Mr. Jonsson of Unicef, whose wife is from Tanzania, says he has had to confront cultural relativism every day for years in the third world. He is outraged by suggestions that the industrial nations should be asked to bend their laws and social norms, especially on the genital cutting of girls, which Unicef opposes.
He labels those who would condemn many in the third world to practices they may desperately want to avoid as "immoral and unscientific." In their academic towers, Mr. Jonsson said, cultural relativists become "partners of the tormentors."
Jessica Neuwirth, an international lawyer who is director of Equality Now, a New York-based organization aiding women's groups in the developing world and immigrant women in this country, asks why the practices that cultural relativists want to condone so often involve women: how they dress, what they own, where they go, how their bodies can be used.

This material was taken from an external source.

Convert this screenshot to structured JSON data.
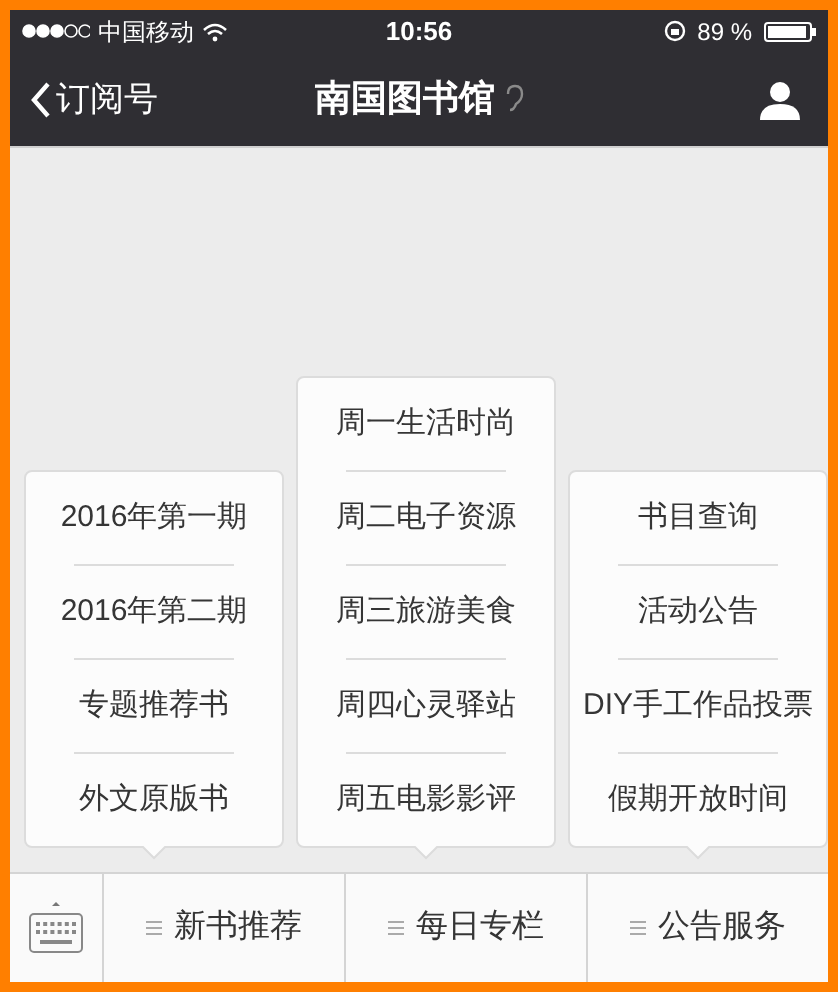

"Culture is male-patrolled in the way that it is created and transmitted," she said. "People who control culture tend to be the people in power, and who constitutes that group is important. Until we can break through that, we can't take the measure of what is really representative."
Other voices are often not being heard or are silenced. "People forget that inside every culture, there is a whole spectrum of ideas and values," she said. "There may be women in another culture who defend the practice of female genital mutilation, but in the same culture there will be women who oppose the practice. And men, too."